One of my earliest efforts to rescue the planet ended in an emergency room in Manhattan, tending to my big brother Chris, who had broken his nose doing chin-ups on a tree near Central Park’s Sheep Meadow. Maybe it was Earth’s revenge. That was at the great Easter Be-In, the precursor to what we now know as Earth Day. Hippies were ahead of the curve in saving the earth. (They did it by smoking the weeds.)
My editor encouraged me to write an Earth Day column, perhaps thinking it would be earnest and heartfelt. Poetic. But this year, with the earth’s axis tilting after the Japan earthquake, I’m a little cynical that my shopping-for-the-environment plan is going to work out well for anyone. Although I do need a new pair of shoes for my niece Abby’s spring wedding.
The wedding is in California, and instead of paying to offset our carbon footprint for air travel, my daughter and I are driving across the country. Hold the cards and letters, readers, we’re driving the Prius. I was going to drive the minivan, thinking we could bunk down in the back instead of at a Motel 6 along the way. But Andrew Revkin convinced me to take the Prius. Revkin is an environmentalist who writes for The Times’ Dot Earth blog. He’s also a certified MacArthur Genius who is known for warning that by 2050 or so, the earth’s population will reach 9 billion. And you thought the traffic on Route 17 was heavy now.

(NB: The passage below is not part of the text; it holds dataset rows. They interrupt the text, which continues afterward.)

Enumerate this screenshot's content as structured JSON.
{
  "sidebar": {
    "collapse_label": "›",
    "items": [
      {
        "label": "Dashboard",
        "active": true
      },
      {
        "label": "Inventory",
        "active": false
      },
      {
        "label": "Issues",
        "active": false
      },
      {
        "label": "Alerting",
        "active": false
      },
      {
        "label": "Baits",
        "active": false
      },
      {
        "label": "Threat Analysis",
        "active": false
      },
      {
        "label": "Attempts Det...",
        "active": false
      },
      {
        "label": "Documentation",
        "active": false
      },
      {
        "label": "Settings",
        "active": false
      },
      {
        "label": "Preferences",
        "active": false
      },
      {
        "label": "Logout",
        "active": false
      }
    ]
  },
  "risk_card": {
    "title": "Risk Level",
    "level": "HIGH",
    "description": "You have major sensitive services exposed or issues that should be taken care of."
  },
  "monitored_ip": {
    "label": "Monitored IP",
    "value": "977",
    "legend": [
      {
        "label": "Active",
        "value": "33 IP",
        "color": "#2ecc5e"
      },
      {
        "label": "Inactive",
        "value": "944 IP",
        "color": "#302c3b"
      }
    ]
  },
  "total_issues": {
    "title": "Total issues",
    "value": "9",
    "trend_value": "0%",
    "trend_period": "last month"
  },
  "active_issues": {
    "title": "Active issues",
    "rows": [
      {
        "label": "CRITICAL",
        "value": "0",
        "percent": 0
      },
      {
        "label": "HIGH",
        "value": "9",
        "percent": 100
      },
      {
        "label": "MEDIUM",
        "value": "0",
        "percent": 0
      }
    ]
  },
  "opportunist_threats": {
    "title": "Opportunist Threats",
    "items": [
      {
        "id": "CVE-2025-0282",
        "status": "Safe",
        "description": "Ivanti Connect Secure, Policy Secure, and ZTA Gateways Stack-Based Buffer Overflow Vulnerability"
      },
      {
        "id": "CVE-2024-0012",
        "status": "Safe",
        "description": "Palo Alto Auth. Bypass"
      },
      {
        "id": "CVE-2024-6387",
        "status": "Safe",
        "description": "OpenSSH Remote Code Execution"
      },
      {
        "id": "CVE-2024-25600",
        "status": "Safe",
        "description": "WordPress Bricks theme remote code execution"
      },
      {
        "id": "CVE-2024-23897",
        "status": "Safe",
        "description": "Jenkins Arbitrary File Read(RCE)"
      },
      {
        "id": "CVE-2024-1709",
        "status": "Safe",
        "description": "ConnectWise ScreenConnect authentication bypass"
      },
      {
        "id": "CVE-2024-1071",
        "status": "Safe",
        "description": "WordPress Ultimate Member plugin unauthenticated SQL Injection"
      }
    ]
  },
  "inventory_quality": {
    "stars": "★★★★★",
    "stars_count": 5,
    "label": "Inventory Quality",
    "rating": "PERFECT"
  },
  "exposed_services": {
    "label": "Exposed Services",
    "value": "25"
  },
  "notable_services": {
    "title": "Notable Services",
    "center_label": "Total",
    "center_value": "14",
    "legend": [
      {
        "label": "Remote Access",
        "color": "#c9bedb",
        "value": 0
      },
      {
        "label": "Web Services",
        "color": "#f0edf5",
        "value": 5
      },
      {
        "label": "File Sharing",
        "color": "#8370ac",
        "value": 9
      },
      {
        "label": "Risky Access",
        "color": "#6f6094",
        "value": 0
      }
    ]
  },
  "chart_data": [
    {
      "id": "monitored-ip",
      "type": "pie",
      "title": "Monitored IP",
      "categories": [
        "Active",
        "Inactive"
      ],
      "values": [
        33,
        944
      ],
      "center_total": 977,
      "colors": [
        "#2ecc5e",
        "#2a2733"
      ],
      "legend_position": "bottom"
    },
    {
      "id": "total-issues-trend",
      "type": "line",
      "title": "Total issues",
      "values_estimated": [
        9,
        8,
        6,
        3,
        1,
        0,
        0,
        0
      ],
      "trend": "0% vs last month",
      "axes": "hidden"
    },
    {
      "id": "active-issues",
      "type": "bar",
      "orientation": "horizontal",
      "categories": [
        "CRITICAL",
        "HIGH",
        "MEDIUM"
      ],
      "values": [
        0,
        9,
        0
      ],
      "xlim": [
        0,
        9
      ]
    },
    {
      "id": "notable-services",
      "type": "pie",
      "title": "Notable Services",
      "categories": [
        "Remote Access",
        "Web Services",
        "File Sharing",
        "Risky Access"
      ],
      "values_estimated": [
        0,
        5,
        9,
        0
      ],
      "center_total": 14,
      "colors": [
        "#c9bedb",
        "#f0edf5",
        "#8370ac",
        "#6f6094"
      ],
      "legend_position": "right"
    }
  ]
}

Like me, Revkin drives a Prius and a minivan. He’s no saint, mind you. Sometimes he even drinks orange juice that has had to travel 1,000 miles to his breakfast table. But this genius knows enough to drive the Prius on long trips and save the minivan for trips to the dump.
Still, I was looking forward to the idea—if not the reality—of sleeping in the blue van in National Parks in Tennessee and Illinois and California in May. I figured the extra money we would spend on gas would be saved in motel bills. Then I remembered my carbon footprint. If I really cared about my impact on our planet, I should just stay home and send the happy couple a gift certificate to a farmer’s market via email.
But a girl’s gotta live. And a cross-country road trip is something I’ve always dreamed of. I had planned to do it 40 years ago in my little Karmann Ghia, when gas prices were 36 cents a gallon, but life got in the way. Now I have a grown daughter and gas is $3.99 and rising. We are still planning to stay in National Parks along the way. We have a reservation at the Donley cabin in Tennessee. It’s a primitive cabin without electricity or running water, but I think we’ll manage for a night.
So this trip is not going to save anything. I’ll still need those shoes, some make-up and maybe a yoga retreat after all that driving. I’m even thinking of helping Robert Redford out. And now at least my editor will be happy. I’ve written an Earth Day column. Happy Earth Day, everyone. Do your best.